Captain James G. Bagley

15 Mar


– The steamer River Queen, Capt. Bagley, arrived here yesterday from Lillington, on Long Creek, in Pender county, which stream has lately been made navigable to the point named through the efforts of the workmen under Capt. W. H. James. Capt. Bagley says the people of Lillington gave him a warm reception when he first reached there.

The River Queen brings quite a freight and several passengers. Hereafter she will run alternately between Wilmington and Lillington and Wilmington and Bannerman’s Bridge.

[Wilmington Weekly Star – February 8, 1884]

NOTE: The Lillington referenced here is not the town of Lillington in Harnett County, but Lillington Hall in Pender County.  See John Alexander Lillington.

The freight steamer River Queen, which ran between Wilmington and Fayetteville, and from which Capt. A. H. Worth had only a few days since retired as commander, was burned at her wharf in Wilmington during the big fire of Sunday last.  The River Queen was owned by Mr.

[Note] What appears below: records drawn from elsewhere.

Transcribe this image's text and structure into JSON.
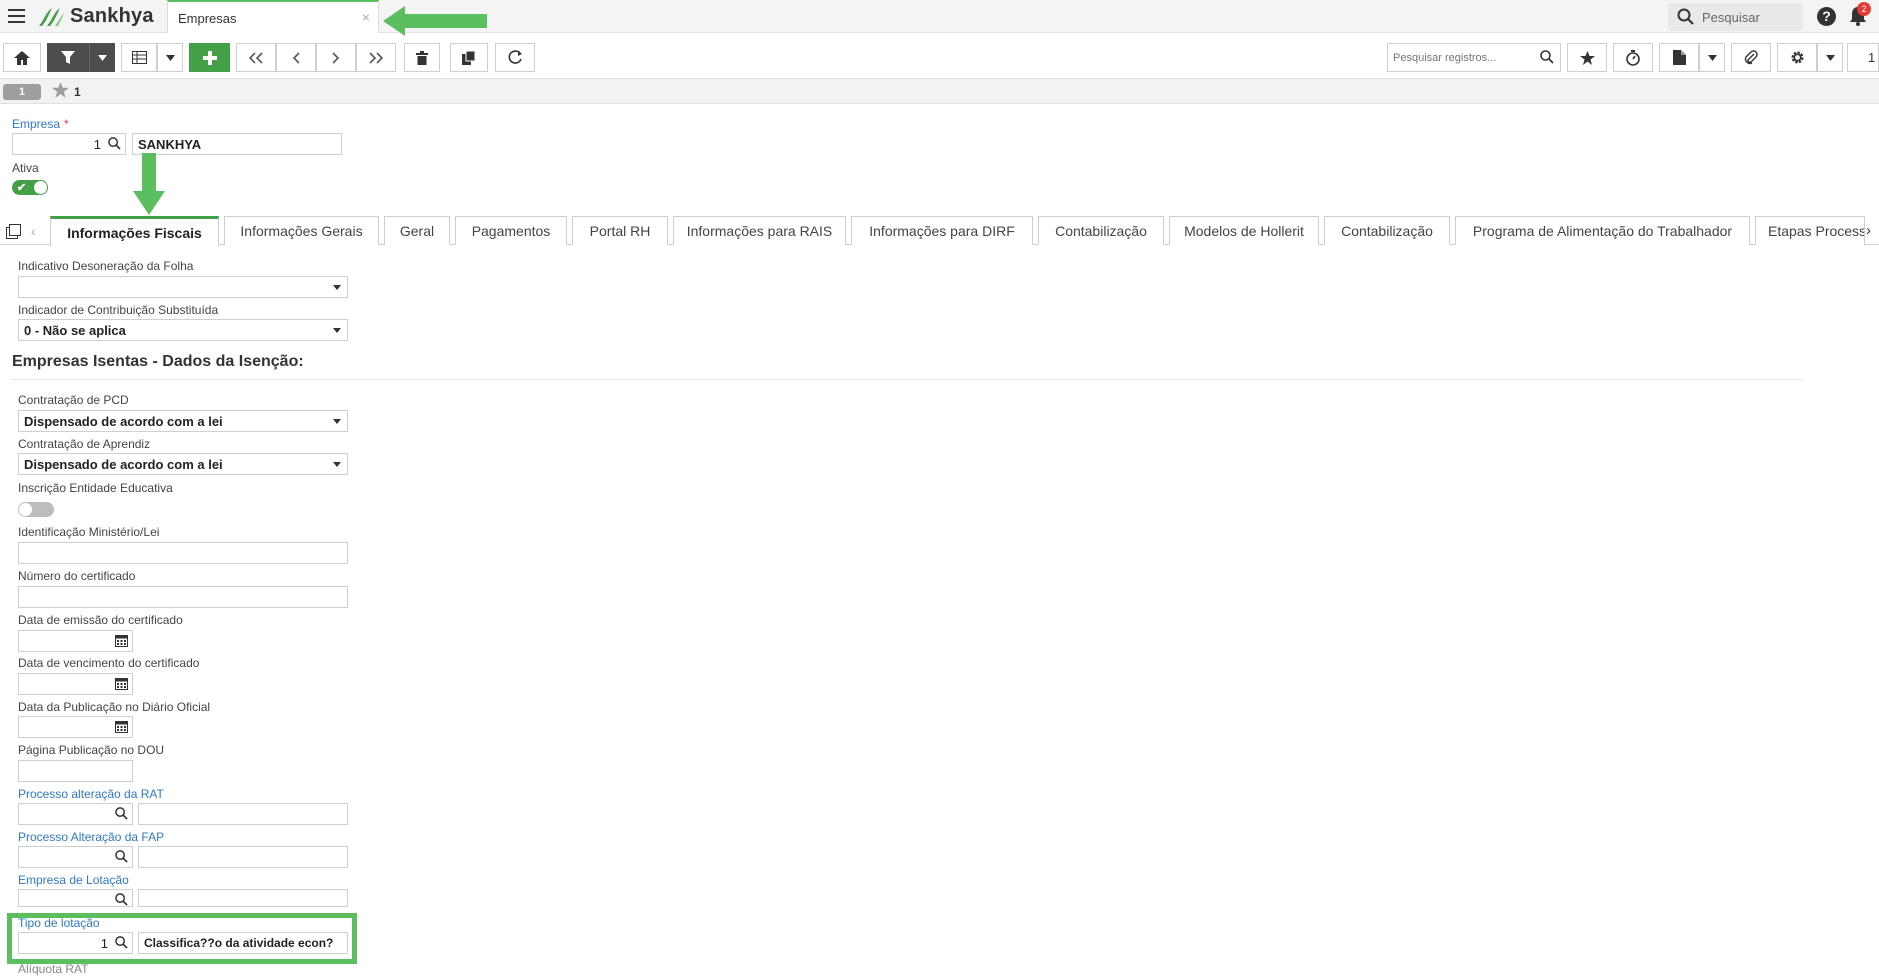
{
  "header": {
    "brand": "Sankhya",
    "app_tab": "Empresas",
    "app_tab_close": "×",
    "search_label": "Pesquisar",
    "help": "?",
    "notifications": "2"
  },
  "toolbar": {
    "search_placeholder": "Pesquisar registros...",
    "page": "1"
  },
  "record_bar": {
    "index": "1",
    "favorites_count": "1"
  },
  "form": {
    "empresa_label": "Empresa",
    "empresa_required": "*",
    "empresa_code": "1",
    "empresa_name": "SANKHYA",
    "ativa_label": "Ativa"
  },
  "tabs": [
    "Informações Fiscais",
    "Informações Gerais",
    "Geral",
    "Pagamentos",
    "Portal RH",
    "Informações para RAIS",
    "Informações para DIRF",
    "Contabilização",
    "Modelos de Hollerit",
    "Contabilização",
    "Programa de Alimentação do Trabalhador",
    "Etapas Process"
  ],
  "fiscal": {
    "desoneracao_label": "Indicativo Desoneração da Folha",
    "desoneracao_value": "",
    "contrib_label": "Indicador de Contribuição Substituída",
    "contrib_value": "0 - Não se aplica",
    "section_title": "Empresas Isentas - Dados da Isenção:",
    "pcd_label": "Contratação de PCD",
    "pcd_value": "Dispensado de acordo com a lei",
    "aprendiz_label": "Contratação de Aprendiz",
    "aprendiz_value": "Dispensado de acordo com a lei",
    "inscricao_label": "Inscrição Entidade Educativa",
    "identificacao_label": "Identificação Ministério/Lei",
    "numero_label": "Número do certificado",
    "emissao_label": "Data de emissão do certificado",
    "vencimento_label": "Data de vencimento do certificado",
    "publicacao_label": "Data da Publicação no Diário Oficial",
    "pagina_label": "Página Publicação no DOU",
    "rat_label": "Processo alteração da RAT",
    "fap_label": "Processo Alteração da FAP",
    "lotacao_label": "Empresa de Lotação",
    "tipo_lotacao_label": "Tipo de lotação",
    "tipo_lotacao_code": "1",
    "tipo_lotacao_desc": "Classifica??o da atividade econ?",
    "aliquota_label": "Alíquota RAT"
  },
  "colors": {
    "accent": "#43a047",
    "link": "#2f79c7",
    "highlight": "#5cbf5f"
  }
}
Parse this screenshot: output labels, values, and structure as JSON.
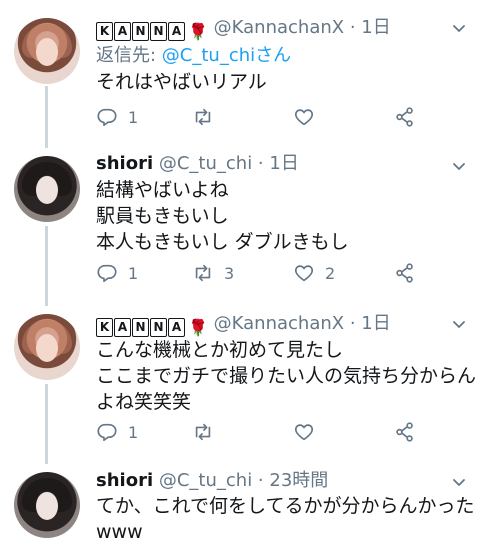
{
  "tweets": [
    {
      "name_chars": [
        "K",
        "A",
        "N",
        "N",
        "A"
      ],
      "name_suffix": "🌹",
      "handle": "@KannachanX",
      "time": "1日",
      "reply_prefix": "返信先: ",
      "reply_to": "@C_tu_chiさん",
      "lines": [
        "それはやばいリアル"
      ],
      "replies": "1",
      "retweets": "",
      "likes": ""
    },
    {
      "name": "shiori",
      "handle": "@C_tu_chi",
      "time": "1日",
      "lines": [
        "結構やばいよね",
        "駅員もきもいし",
        "本人もきもいし ダブルきもし"
      ],
      "replies": "1",
      "retweets": "3",
      "likes": "2"
    },
    {
      "name_chars": [
        "K",
        "A",
        "N",
        "N",
        "A"
      ],
      "name_suffix": "🌹",
      "handle": "@KannachanX",
      "time": "1日",
      "lines": [
        "こんな機械とか初めて見たし",
        "ここまでガチで撮りたい人の気持ち分からん",
        "よね笑笑笑"
      ],
      "replies": "1",
      "retweets": "",
      "likes": ""
    },
    {
      "name": "shiori",
      "handle": "@C_tu_chi",
      "time": "23時間",
      "lines": [
        "てか、これで何をしてるかが分からんかった",
        "www"
      ]
    }
  ],
  "separator": " · ",
  "icons": {
    "reply": "reply-icon",
    "retweet": "retweet-icon",
    "like": "heart-icon",
    "share": "share-icon",
    "menu": "chevron-down-icon"
  },
  "colors": {
    "text": "#14171a",
    "secondary": "#657786",
    "link": "#1da1f2",
    "thread_line": "#ccd6dd",
    "rose": "#c81e1e"
  }
}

Bagley, and was partially insured.

[Fayetteville Observer And Gazette – February 25, 1886]

NOTE: I have included this information regarding the steamboat, Isaac Scott, because Capt. J. G. Bagley who brought the steamer J. C. Stewart down from Wilmington, NC mentioned that he had been the engineer on the Isaac Scott back in 1852. When Capt. Bagley arrived in Hawkinsville, GA in December of 1886, I suppose that he would have passed the twenty-five year old wreckage of the Isaac Scott.

Co-Owner of the steamers, RIVER QUEEN, J.C. STEWART and CAPE FEAR (not sure if he was co-owner or full owner).

NOTE:  I think I’ve mentioned this elsewhere regarding the steamer CAPE FEAR, that there was conflicting information regarding who would be her first captain (Green or Tomlinson) and ownership.  I’m thinking that because the fire on the BLADEN was the cause of the destruction of the RIVER QUEEN, there may have been some bartering by the owners of each vessel for responsibility and reimbursement.

Grave of Capt. Bagley

I see from this site that the Bagleys had two daughters, one dying an infant, and the other only 5 years old. Mrs. Sarah E. Bagley died a couple of years after her husband.  *The following is only supposition:  Sarah E. Bagley might have been the older sister of J. C. Stewart.  He had an older sister, Sarah, that was born in 1849.